Die Große Transformation
Spätestens 2011 ist die politische Klimadebatte auf das falsche Gleis geraten, und zwar gerade deshalb, weil die zentral politisch gesteuerte Transformation zu ihrer zentralen Heuristik wurde. Die Vorstellungen autoritärer politischer Steuerung erhielten zuletzt auch in einer Stellungnahme des Deutschen Ethikrates zur Klimagerechtigkeit einigen Schwung. So wurde beispielsweise der Wechsel zu einem Wachstum vermeidenden Wirtschaften in den Industrieländern vorgeschlagen, bei gleichzeitigen Wohlstandstransfers in Entwicklungsländer. Wie dies ökonomisch gehen soll konnte der Rat nicht erklären.

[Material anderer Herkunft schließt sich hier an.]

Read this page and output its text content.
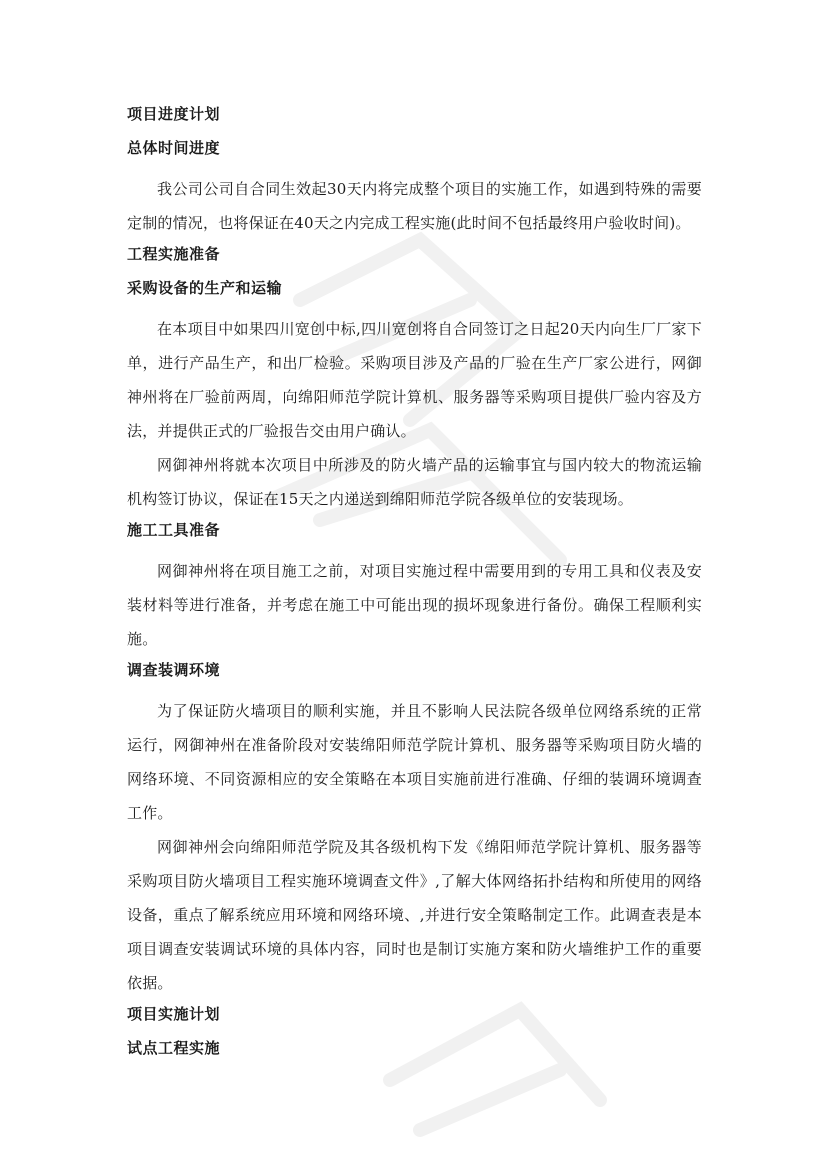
项目进度计划
总体时间进度
我公司公司自合同生效起30天内将完成整个项目的实施工作，如遇到特殊的需要定制的情况，也将保证在40天之内完成工程实施(此时间不包括最终用户验收时间)。
工程实施准备
采购设备的生产和运输
在本项目中如果四川宽创中标,四川宽创将自合同签订之日起20天内向生厂厂家下单，进行产品生产，和出厂检验。采购项目涉及产品的厂验在生产厂家公进行，网御神州将在厂验前两周，向绵阳师范学院计算机、服务器等采购项目提供厂验内容及方法，并提供正式的厂验报告交由用户确认。
网御神州将就本次项目中所涉及的防火墙产品的运输事宜与国内较大的物流运输机构签订协议，保证在15天之内递送到绵阳师范学院各级单位的安装现场。
施工工具准备
网御神州将在项目施工之前，对项目实施过程中需要用到的专用工具和仪表及安装材料等进行准备，并考虑在施工中可能出现的损坏现象进行备份。确保工程顺利实施。
调查装调环境
为了保证防火墙项目的顺利实施，并且不影响人民法院各级单位网络系统的正常运行，网御神州在准备阶段对安装绵阳师范学院计算机、服务器等采购项目防火墙的网络环境、不同资源相应的安全策略在本项目实施前进行准确、仔细的装调环境调查工作。
网御神州会向绵阳师范学院及其各级机构下发《绵阳师范学院计算机、服务器等采购项目防火墙项目工程实施环境调查文件》,了解大体网络拓扑结构和所使用的网络设备，重点了解系统应用环境和网络环境、,并进行安全策略制定工作。此调查表是本项目调查安装调试环境的具体内容，同时也是制订实施方案和防火墙维护工作的重要依据。
项目实施计划
试点工程实施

Während die Allokationsfunktion von Märkten in der Transformationsdebatte entweder gar nicht verstanden oder heruntergespielt wird, erhält die Steuerungskapazität der Politik unendliche Vertrauensvorschüsse, die aber weder von ökonomischer Theorie noch von historischer Erfahrung gedeckt sind. Der Wunsch, den Bürgerinnen und Bürgern einen Lebensstil aufzudrängen, den man subjektiv für vorbildlich hält, dominiert am Ende alle Effizienzerwägungen.
Welche Probleme dies verursachen kann, sieht man schon an den unendlichen Diskussionen um die Sektorenziele. Aus ökonomischer Sicht ist die Sache klar: Das Wissen über die Kosten der CO2-Vermeidung ist weit verstreut und oft auf politisch-bürokratischem Wege überhaupt nicht zentralisierbar, etwa dann, wenn es um subjektive Bewertungen geht. Also sollte man einen CO2-Deckel einführen, die Preisfindung dem Markt überlassen, aber vor allem auch den einzelnen Unternehmen und Haushalten die Freiheit lassen, auf diesen Preis so zu reagieren, wie sie es individuell für sinnvoll halten. Sektorenziele können hier nur als ineffiziente Fremdkörper wirken.
Die Politik aber tickt anders: Sie fordert, dass im Hinblick auf die Einsparungen von Emissionen „jeder seinen Beitrag leisten“ muss, und zwar gemessen in reduzierten Tonnen CO2, nicht in gezahlten CO2-Preisen. An die Stelle der Effizienz tritt eine Verteilungsschablone, und dazu noch eine völlig willkürliche, in der politisch definierten Sektoren politisch gewollte Vermeidungsziele zugeordnet werden. Wenn dann, koste es was es wolle, jeder Minister und jede Ministerin die Planerfüllung nachweist, erscheint das als gerecht. Dabei ist ein Gerechtigkeitsbegriff, der Kosten und Nebenwirkungen nicht berücksichtigt, naiv und uninformiert.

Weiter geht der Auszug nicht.